WordPress.org Plugin Review compliance
* Inline <style> and <script> output in the iframe embed render function replaced with wp_enqueue_style() and wp_enqueue_script() registering the new assets/embed.css and assets/embed.js static files (Plugin Guideline 13).
* Readme description clarified — the sentence about the configurable URL prefix now lists example values explicitly instead of comma-separating them ambiguously.
* No functional changes for end users — the embed page renders identically.
Server-side rendering for SEO surfaces (the big change)

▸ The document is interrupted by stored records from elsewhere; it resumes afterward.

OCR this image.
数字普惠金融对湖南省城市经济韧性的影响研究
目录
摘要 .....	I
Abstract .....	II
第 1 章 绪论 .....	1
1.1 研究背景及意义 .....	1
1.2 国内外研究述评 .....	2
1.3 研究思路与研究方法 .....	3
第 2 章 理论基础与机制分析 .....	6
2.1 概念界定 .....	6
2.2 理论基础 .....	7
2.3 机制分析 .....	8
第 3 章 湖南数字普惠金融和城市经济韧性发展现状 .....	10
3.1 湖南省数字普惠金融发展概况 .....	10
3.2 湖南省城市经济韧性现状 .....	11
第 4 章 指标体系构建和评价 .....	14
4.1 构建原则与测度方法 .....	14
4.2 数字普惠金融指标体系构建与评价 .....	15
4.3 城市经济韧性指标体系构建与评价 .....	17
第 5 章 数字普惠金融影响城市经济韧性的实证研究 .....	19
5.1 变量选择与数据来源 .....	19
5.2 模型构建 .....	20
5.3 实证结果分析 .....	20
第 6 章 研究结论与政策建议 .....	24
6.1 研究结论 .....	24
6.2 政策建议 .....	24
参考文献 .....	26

* Blog posts, reviews, case studies, service-area pages, and project pages are now fetched from Oria as pre-rendered HTML and injected into your WordPress theme via get_header() and get_footer(). The content is part of your page on your domain, so Google indexes it as your content (iframes were not crawlable, so SEO link equity was leaking back to oriamarketing.com).
* Internal links inside Oria-generated content are rewritten to your /hub/* paths so SEO link equity flows through your domain.

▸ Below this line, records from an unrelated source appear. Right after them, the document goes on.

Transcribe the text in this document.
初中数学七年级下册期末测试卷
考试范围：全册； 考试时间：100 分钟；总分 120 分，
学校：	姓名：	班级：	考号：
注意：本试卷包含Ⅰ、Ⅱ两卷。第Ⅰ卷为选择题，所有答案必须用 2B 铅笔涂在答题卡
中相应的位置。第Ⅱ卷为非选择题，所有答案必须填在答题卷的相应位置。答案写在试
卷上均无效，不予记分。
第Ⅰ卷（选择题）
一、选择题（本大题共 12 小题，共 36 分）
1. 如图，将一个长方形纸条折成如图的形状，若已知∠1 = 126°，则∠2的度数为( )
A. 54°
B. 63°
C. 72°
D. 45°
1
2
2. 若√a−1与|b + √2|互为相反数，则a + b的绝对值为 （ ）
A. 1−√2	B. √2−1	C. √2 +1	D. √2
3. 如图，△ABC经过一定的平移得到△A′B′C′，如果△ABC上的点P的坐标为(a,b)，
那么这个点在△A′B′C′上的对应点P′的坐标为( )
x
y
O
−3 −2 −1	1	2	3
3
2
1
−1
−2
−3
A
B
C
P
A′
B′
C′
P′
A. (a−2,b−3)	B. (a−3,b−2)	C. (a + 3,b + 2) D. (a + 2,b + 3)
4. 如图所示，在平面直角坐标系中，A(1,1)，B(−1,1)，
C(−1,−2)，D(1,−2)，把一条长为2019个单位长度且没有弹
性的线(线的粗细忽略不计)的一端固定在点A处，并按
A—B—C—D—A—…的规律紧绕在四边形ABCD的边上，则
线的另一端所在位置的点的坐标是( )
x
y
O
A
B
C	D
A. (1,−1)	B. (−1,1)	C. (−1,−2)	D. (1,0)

* Schema.org JSON-LD emitted for each surface: BlogPosting (blog), AggregateRating + Review (reviews), Article (case studies), LocalBusiness (service areas), CreativeWork (projects). Google Rich Results eligible.
* Meta tags (title, description, canonical, og:*, twitter:*) emitted via the standard wp_head hook so SEO plugins like Yoast can observe and modify them.
* Lead-generation tools (chat, booking, estimate, photo-quote, contact, AI viz) stay as iframe widgets, that’s the right architecture for real-time JS forms with no SEO value.
Sitemap with real per-post URLs
* wp-sitemap.xml now lists every individual blog post, case study, area page, and project at its full URL with a per-post lastmod timestamp.
* Sitemap data is fetched from /api/connect/sitemap and cached for 1 hour.
Performance
* WP transient cache: 5 minutes for list pages, 24 hours for detail pages, 1 hour for sitemap. Reduces API load to roughly one request per surface per cache window.
* Soft-fail with 60-second negative cache so transient API errors don’t hammer Oria during recovery.